Em ação de indenização por danos morais, o Estado de Goiás foi condenado, por sentença transitada em julgado, ao pagamento da importância de cem mil reais. No cumprimento da sentença,
- A)poderá ser expedido precatório do valor integral da execução antes mesmo de decidida a impugnação da Fazenda Pública, desde que o exequente apresente caução idônea.
Errada, porque a expedição de precatório não depende de caução idônea e não se condiciona a decisão prévia da impugnação nesses termos.

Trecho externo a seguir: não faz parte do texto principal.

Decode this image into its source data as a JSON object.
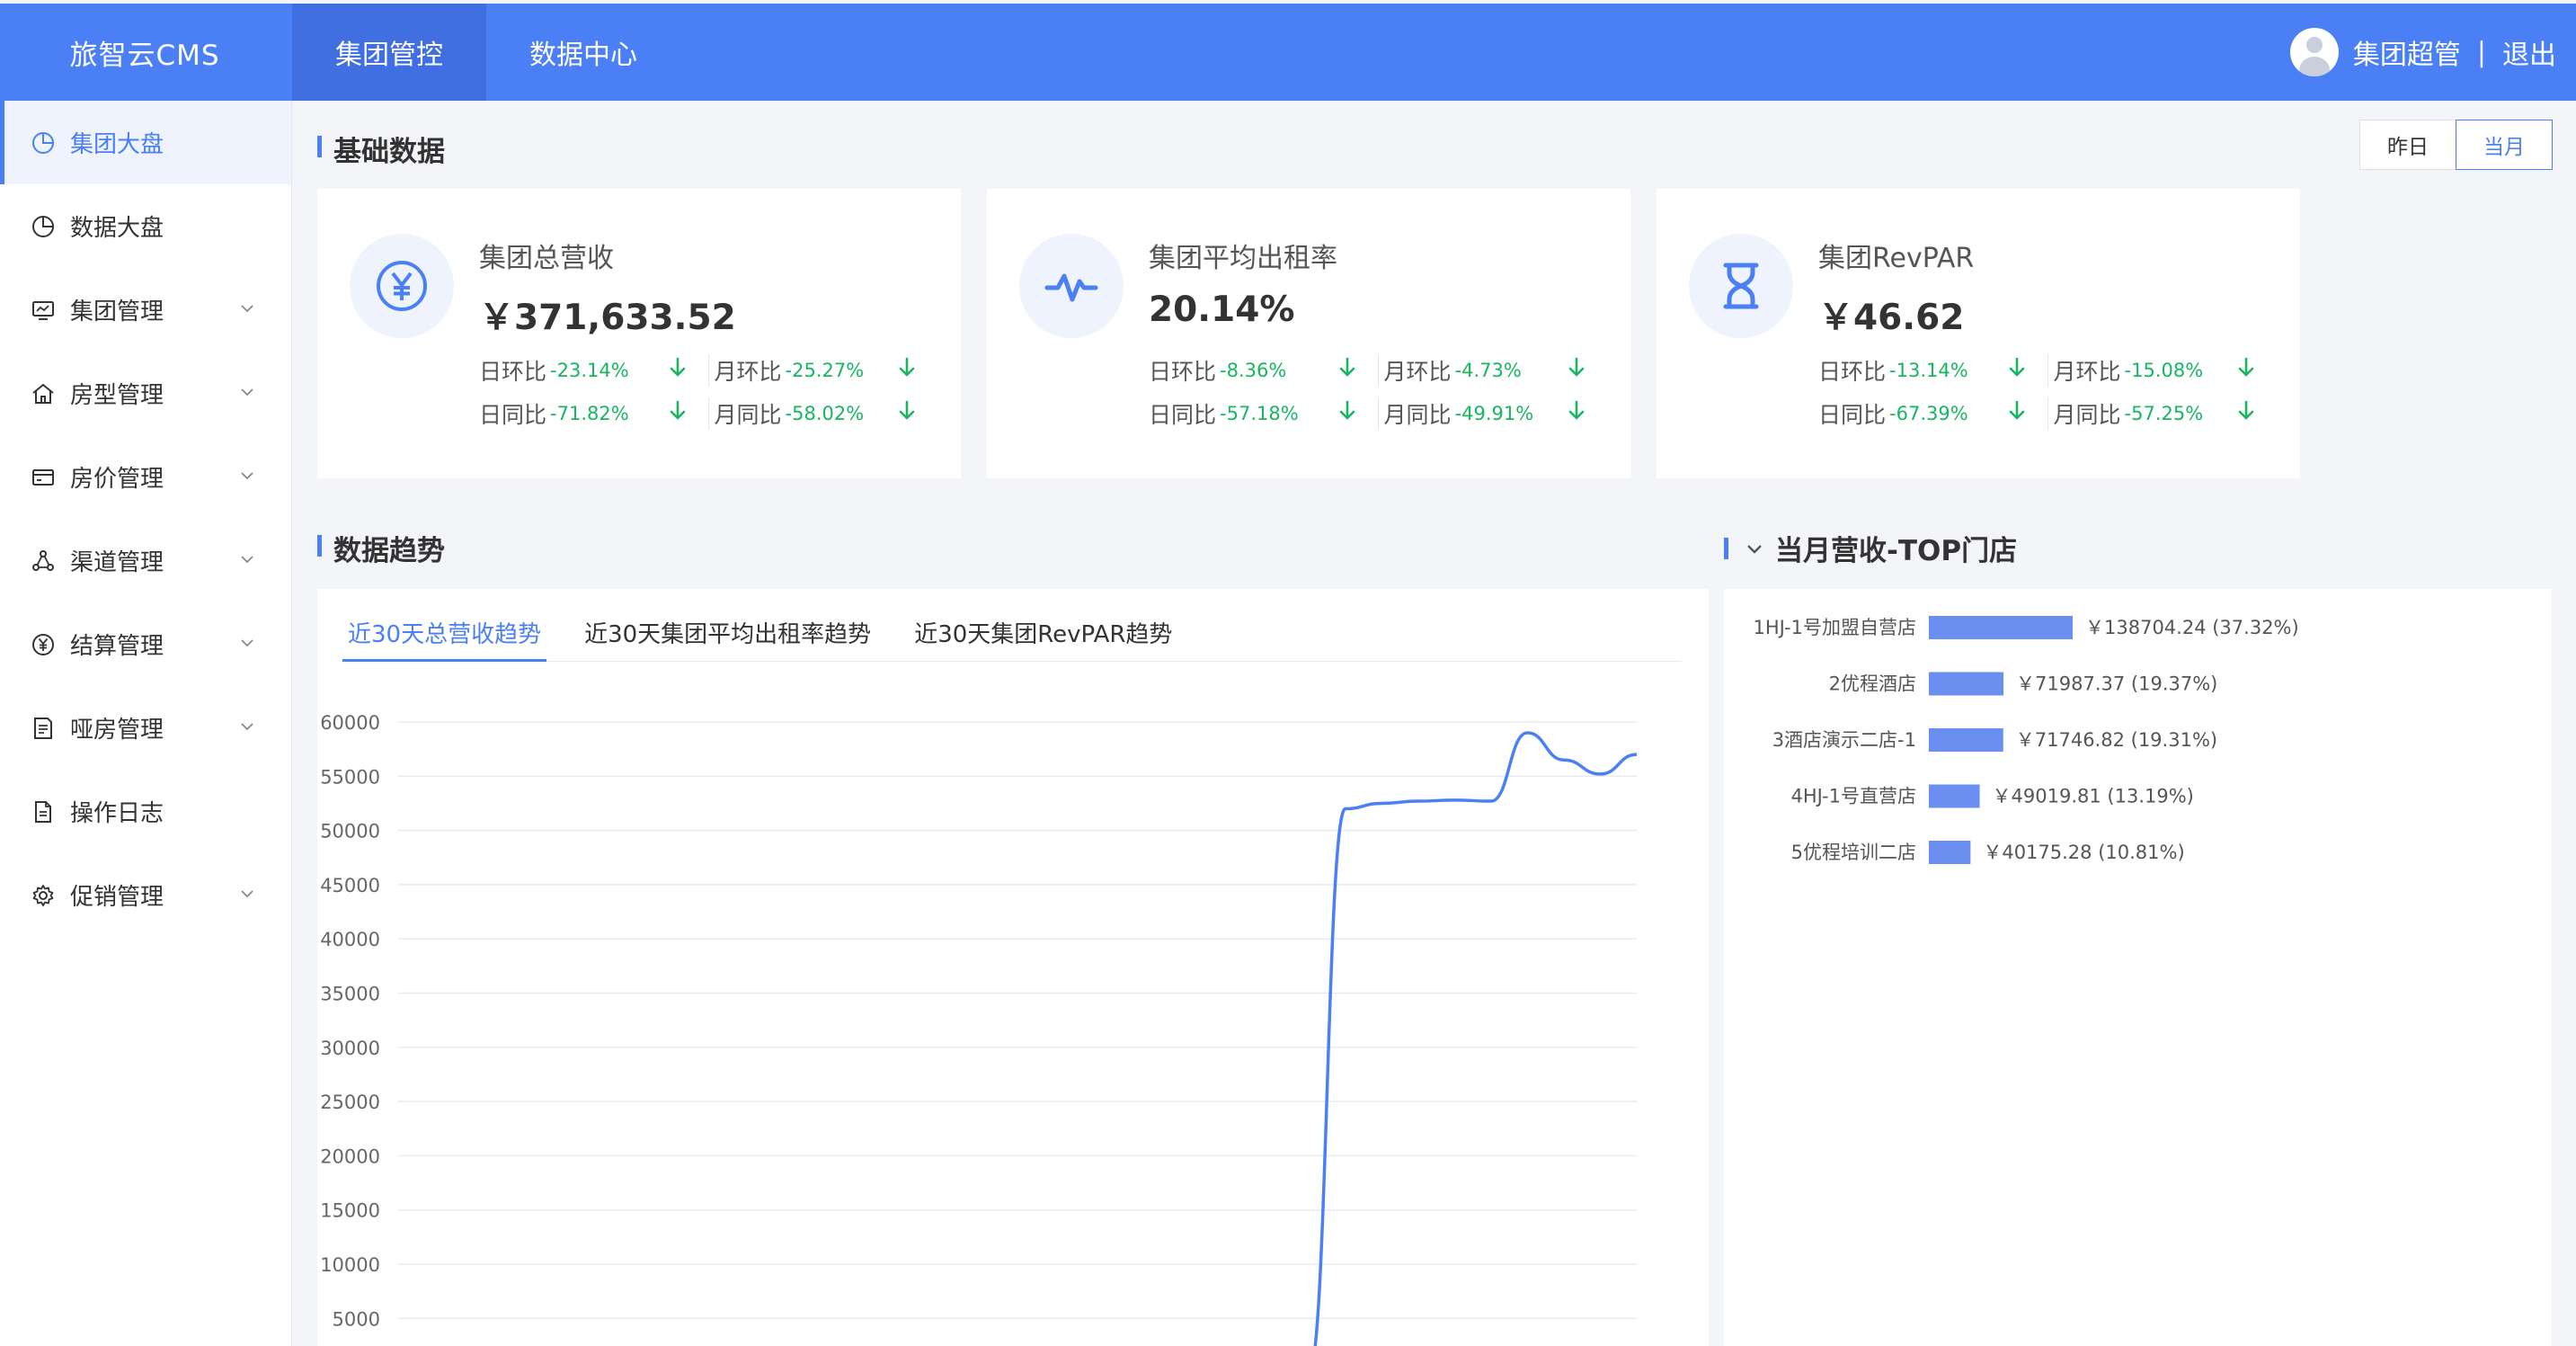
{
  "header": {
    "brand": "旅智云CMS",
    "nav": [
      "集团管控",
      "数据中心"
    ],
    "user_name": "集团超管",
    "separator": "|",
    "logout": "退出"
  },
  "sidebar": {
    "items": [
      {
        "label": "集团大盘",
        "icon": "pie-chart-icon",
        "expandable": false,
        "active": true
      },
      {
        "label": "数据大盘",
        "icon": "pie-chart-icon",
        "expandable": false,
        "active": false
      },
      {
        "label": "集团管理",
        "icon": "monitor-chart-icon",
        "expandable": true,
        "active": false
      },
      {
        "label": "房型管理",
        "icon": "home-icon",
        "expandable": true,
        "active": false
      },
      {
        "label": "房价管理",
        "icon": "card-icon",
        "expandable": true,
        "active": false
      },
      {
        "label": "渠道管理",
        "icon": "network-icon",
        "expandable": true,
        "active": false
      },
      {
        "label": "结算管理",
        "icon": "yen-circle-icon",
        "expandable": true,
        "active": false
      },
      {
        "label": "哑房管理",
        "icon": "document-list-icon",
        "expandable": true,
        "active": false
      },
      {
        "label": "操作日志",
        "icon": "document-icon",
        "expandable": false,
        "active": false
      },
      {
        "label": "促销管理",
        "icon": "gear-icon",
        "expandable": true,
        "active": false
      }
    ]
  },
  "basic": {
    "title": "基础数据",
    "range_buttons": [
      "昨日",
      "当月"
    ],
    "active_range": "当月"
  },
  "kpis": [
    {
      "icon": "yen-icon",
      "label": "集团总营收",
      "value": "￥371,633.52",
      "cmp": [
        {
          "label": "日环比",
          "pct": "-23.14%"
        },
        {
          "label": "月环比",
          "pct": "-25.27%"
        },
        {
          "label": "日同比",
          "pct": "-71.82%"
        },
        {
          "label": "月同比",
          "pct": "-58.02%"
        }
      ]
    },
    {
      "icon": "pulse-icon",
      "label": "集团平均出租率",
      "value": "20.14%",
      "cmp": [
        {
          "label": "日环比",
          "pct": "-8.36%"
        },
        {
          "label": "月环比",
          "pct": "-4.73%"
        },
        {
          "label": "日同比",
          "pct": "-57.18%"
        },
        {
          "label": "月同比",
          "pct": "-49.91%"
        }
      ]
    },
    {
      "icon": "hourglass-icon",
      "label": "集团RevPAR",
      "value": "￥46.62",
      "cmp": [
        {
          "label": "日环比",
          "pct": "-13.14%"
        },
        {
          "label": "月环比",
          "pct": "-15.08%"
        },
        {
          "label": "日同比",
          "pct": "-67.39%"
        },
        {
          "label": "月同比",
          "pct": "-57.25%"
        }
      ]
    }
  ],
  "trend": {
    "title": "数据趋势",
    "tabs": [
      "近30天总营收趋势",
      "近30天集团平均出租率趋势",
      "近30天集团RevPAR趋势"
    ],
    "active_tab": 0
  },
  "top": {
    "title": "当月营收-TOP门店"
  },
  "colors": {
    "primary": "#4b7ff6",
    "bar": "#6a8ff1",
    "down": "#18b660"
  },
  "chart_data": [
    {
      "type": "line",
      "y_ticks": [
        5000,
        10000,
        15000,
        20000,
        25000,
        30000,
        35000,
        40000,
        45000,
        50000,
        55000,
        60000
      ],
      "ylim": [
        0,
        60000
      ],
      "grid": true,
      "series": [
        {
          "values": [
            0,
            0,
            0,
            0,
            0,
            0,
            0,
            0,
            0,
            0,
            0,
            0,
            0,
            0,
            0,
            0,
            0,
            0,
            0,
            0,
            0,
            0,
            0,
            0,
            0,
            0,
            52000,
            52500,
            52700,
            52800,
            52700,
            59000,
            56500,
            55200,
            57000
          ]
        }
      ]
    },
    {
      "type": "bar",
      "orientation": "horizontal",
      "categories": [
        "1HJ-1号加盟自营店",
        "2优程酒店",
        "3酒店演示二店-1",
        "4HJ-1号直营店",
        "5优程培训二店"
      ],
      "values": [
        138704.24,
        71987.37,
        71746.82,
        49019.81,
        40175.28
      ],
      "labels": [
        "￥138704.24 (37.32%)",
        "￥71987.37 (19.37%)",
        "￥71746.82 (19.31%)",
        "￥49019.81 (13.19%)",
        "￥40175.28 (10.81%)"
      ]
    }
  ]
}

- B)a Fazenda Pública poderá apresentar impugnação para arguir a falta ou nulidade da citação, se o processo correu à revelia na fase de conhecimento.

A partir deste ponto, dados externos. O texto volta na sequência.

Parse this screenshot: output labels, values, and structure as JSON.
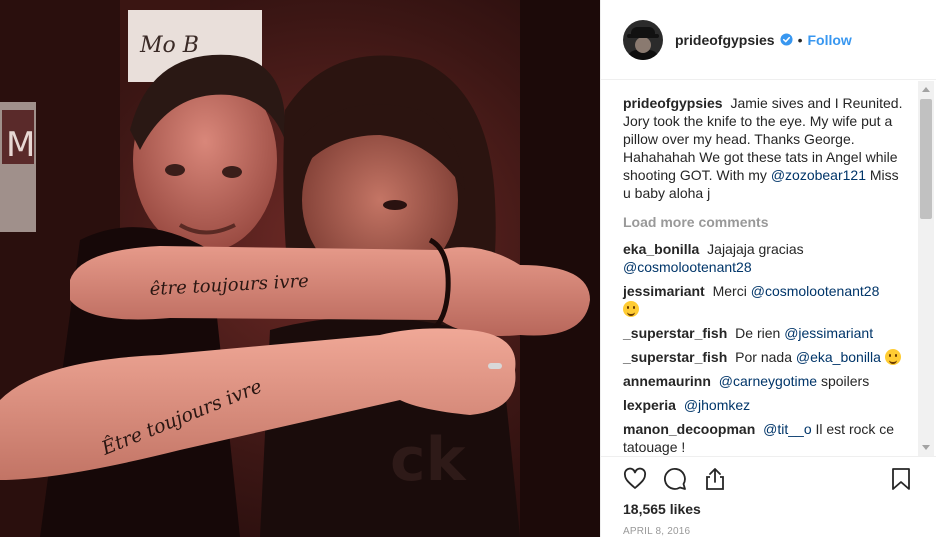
{
  "post": {
    "owner": "prideofgypsies",
    "dot": "•",
    "follow_label": "Follow",
    "caption_user": "prideofgypsies",
    "caption_text": "Jamie sives and I Reunited. Jory took the knife to the eye. My wife put a pillow over my head. Thanks George. Hahahahah We got these tats in Angel while shooting GOT. With my",
    "caption_mention": "@zozobear121",
    "caption_tail": "Miss u baby aloha j",
    "load_more": "Load more comments",
    "likes": "18,565 likes",
    "date": "APRIL 8, 2016"
  },
  "comments": [
    {
      "user": "eka_bonilla",
      "text": "Jajajaja gracias",
      "mention": "@cosmolootenant28",
      "after": ""
    },
    {
      "user": "jessimariant",
      "text": "Merci",
      "mention": "@cosmolootenant28",
      "after": ""
    },
    {
      "user": "_superstar_fish",
      "text": "De rien",
      "mention": "@jessimariant",
      "after": ""
    },
    {
      "user": "_superstar_fish",
      "text": "Por nada",
      "mention": "@eka_bonilla",
      "after": ""
    },
    {
      "user": "annemaurinn",
      "text": "",
      "mention": "@carneygotime",
      "after": "spoilers"
    },
    {
      "user": "lexperia",
      "text": "",
      "mention": "@jhomkez",
      "after": ""
    },
    {
      "user": "manon_decoopman",
      "text": "",
      "mention": "@tit__o",
      "after": "Il est rock ce tatouage !"
    }
  ],
  "photo": {
    "tattoo_top": "être toujours ivre",
    "tattoo_bottom": "Être toujours ivre",
    "poster_text": "M"
  },
  "icons": {
    "like": "heart-icon",
    "comment": "comment-icon",
    "share": "share-icon",
    "save": "bookmark-icon",
    "verified": "verified-badge-icon"
  },
  "colors": {
    "link": "#3897f0",
    "mention": "#003569",
    "muted": "#999999",
    "text": "#262626"
  }
}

Certa, porque a Fazenda pode alegar na impugnação a falta ou nulidade da citação se o processo de conhecimento correu à revelia, nos termos do art. 525, parágrafo 1º, I, do CPC.

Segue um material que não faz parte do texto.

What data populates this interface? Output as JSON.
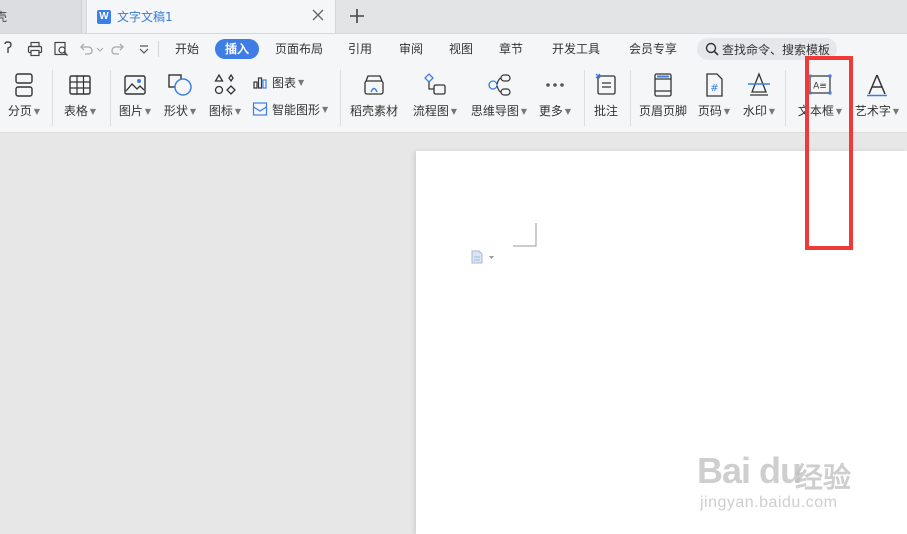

- C)a Fazenda Pública deverá ser condenada ao pagamento de multa correspondente a 10% do valor do débito se deixar de pagar espontaneamente o valor da condenação, dando causa à expedição de precatório.
Errada, porque não se aplica à Fazenda a multa de 10% do art. 523 por falta de pagamento espontâneo, já que o cumprimento contra o ente público segue regime próprio.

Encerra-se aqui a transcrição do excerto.